On the question whether a member is subject to any of the above disqualifications, the president’s decision is final.

However, he should obtain the opinion of the election commission and act accordingly.

# If the Member of Parliament is disqualified on the grounds of Defection according to the provisions of the 10th schedule of India.

Lily Thomas Case 2013

Section 8(4) of RPA, 1951 gave a reprieve of three months to legislators from immediate disqualification if they were convicted for an offence, so that they could file an appeal in the higher courts.

The SC in Lily Thomas case 2013, reversing one of its own judgment of 2005 where it accepted differential treatment of legislators and candidates, invalidated Section 8(4) on the grounds that :

(i) Differential treatment of legislators and candidates violates the law of equality as envisaged under Art 14

(ii) It interpreted Article 101(3)(a) to state that any disqualification is immediate

In order to negate this judgement the Parliament subsequently passed an amendment to RPA, 1951 reinstating Section 8(4) in effect by giving a cooling off period of 90 days and allowing the convicted legislator to continue if he/she is able to get a stay on either the sentence or conviction.

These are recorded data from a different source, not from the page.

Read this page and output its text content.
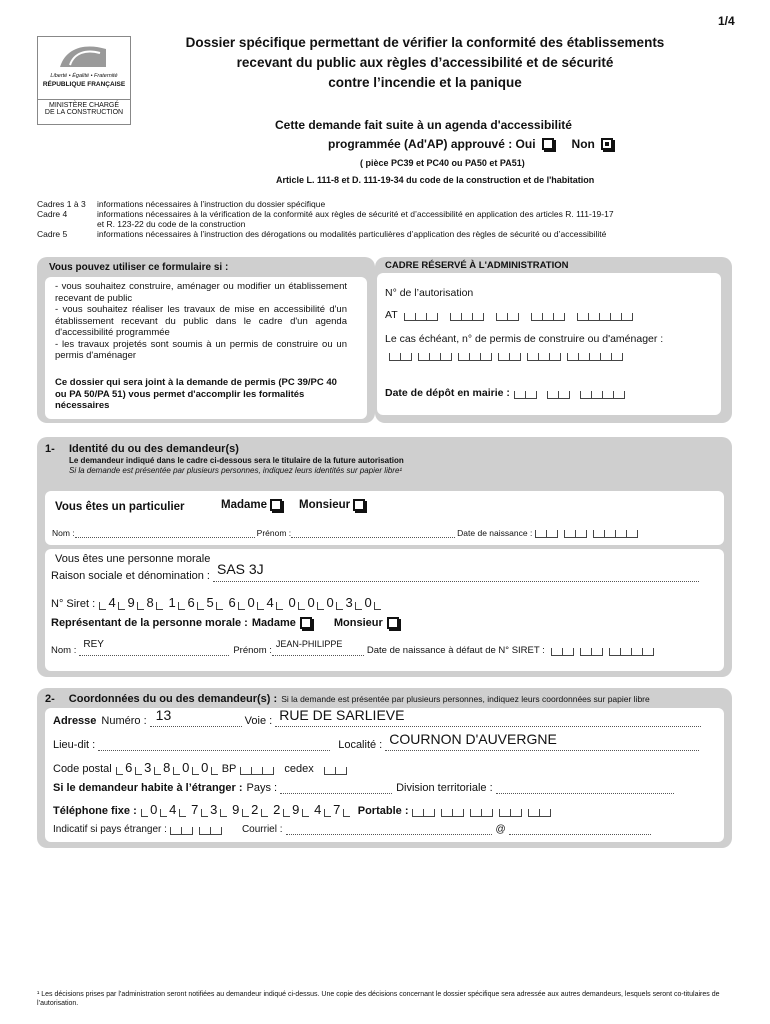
1/4
Liberté • Égalité • Fraternité
RÉPUBLIQUE FRANÇAISE
MINISTÈRE CHARGÉ
DE LA CONSTRUCTION
Dossier spécifique permettant de vérifier la conformité des établissements
recevant du public aux règles d’accessibilité et de sécurité
contre l’incendie et la panique
Cette demande fait suite à un agenda d'accessibilité
programmée (Ad'AP) approuvé : Oui	Non
( pièce PC39 et PC40 ou PA50 et PA51)
Article L. 111-8 et D. 111-19-34 du code de la construction et de l'habitation
Cadres 1 à 3	informations nécessaires à l’instruction du dossier spécifique
Cadre 4	informations nécessaires à la vérification de la conformité aux règles de sécurité et d’accessibilité en application des articles R. 111-19-17
et R. 123-22 du code de la construction
Cadre 5	informations nécessaires à l’instruction des dérogations ou modalités particulières d’application des règles de sécurité ou d’accessibilité
Vous pouvez utiliser ce formulaire si :
- vous souhaitez construire, aménager ou modifier un établissement recevant de public
- vous souhaitez réaliser les travaux de mise en accessibilité d'un établissement recevant du public dans le cadre d'un agenda d'accessibilité programmée
- les travaux projetés sont soumis à un permis de construire ou un permis d'aménager
Ce dossier qui sera joint à la demande de permis (PC 39/PC 40 ou PA 50/PA 51) vous permet d'accomplir les formalités nécessaires
CADRE RÉSERVÉ À L'ADMINISTRATION
N° de l’autorisation
AT
Le cas échéant, n° de permis de construire ou d'aménager :
Date de dépôt en mairie :
1- Identité du ou des demandeur(s)
Le demandeur indiqué dans le cadre ci-dessous sera le titulaire de la future autorisation
Si la demande est présentée par plusieurs personnes, indiquez leurs identités sur papier libre¹
Vous êtes un particulier	Madame	Monsieur
Nom :	Prénom :	Date de naissance :
Vous êtes une personne morale
Raison sociale et dénomination : SAS 3J
N° Siret : 4 9 8 1 6 5 6 0 4 0 0 0 3 0
Représentant de la personne morale : Madame	Monsieur
Nom :
REY
Prénom :
JEAN-PHILIPPE
Date de naissance à défaut de N° SIRET :
2- Coordonnées du ou des demandeur(s) : Si la demande est présentée par plusieurs personnes, indiquez leurs coordonnées sur papier libre
Adresse Numéro : 13	Voie : RUE DE SARLIEVE
Lieu-dit :	Localité : COURNON D'AUVERGNE
Code postal 6 3 8 0 0 BP	cedex
Si le demandeur habite à l’étranger : Pays :	Division territoriale :
Téléphone fixe : 0 4 7 3 9 2 2 9 4 7 Portable :
Indicatif si pays étranger :	Courriel :	@
¹ Les décisions prises par l’administration seront notifiées au demandeur indiqué ci-dessus. Une copie des décisions concernant le dossier spécifique sera adressée aux autres demandeurs, lesquels seront co-titulaires de l’autorisation.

The passage of this Bill without a discussion in Rajya Sabha created huge furor as it was an action that was seemingly governed by politician – criminal nexus which has led to the menace of criminalization of politics.

However the then Law Minister Mr Kapil Sibal had argued that the amendment would prevent political victimization as false charges can be filed against a person.

In light of huge public pressure, the bill was subsequently withdrawn.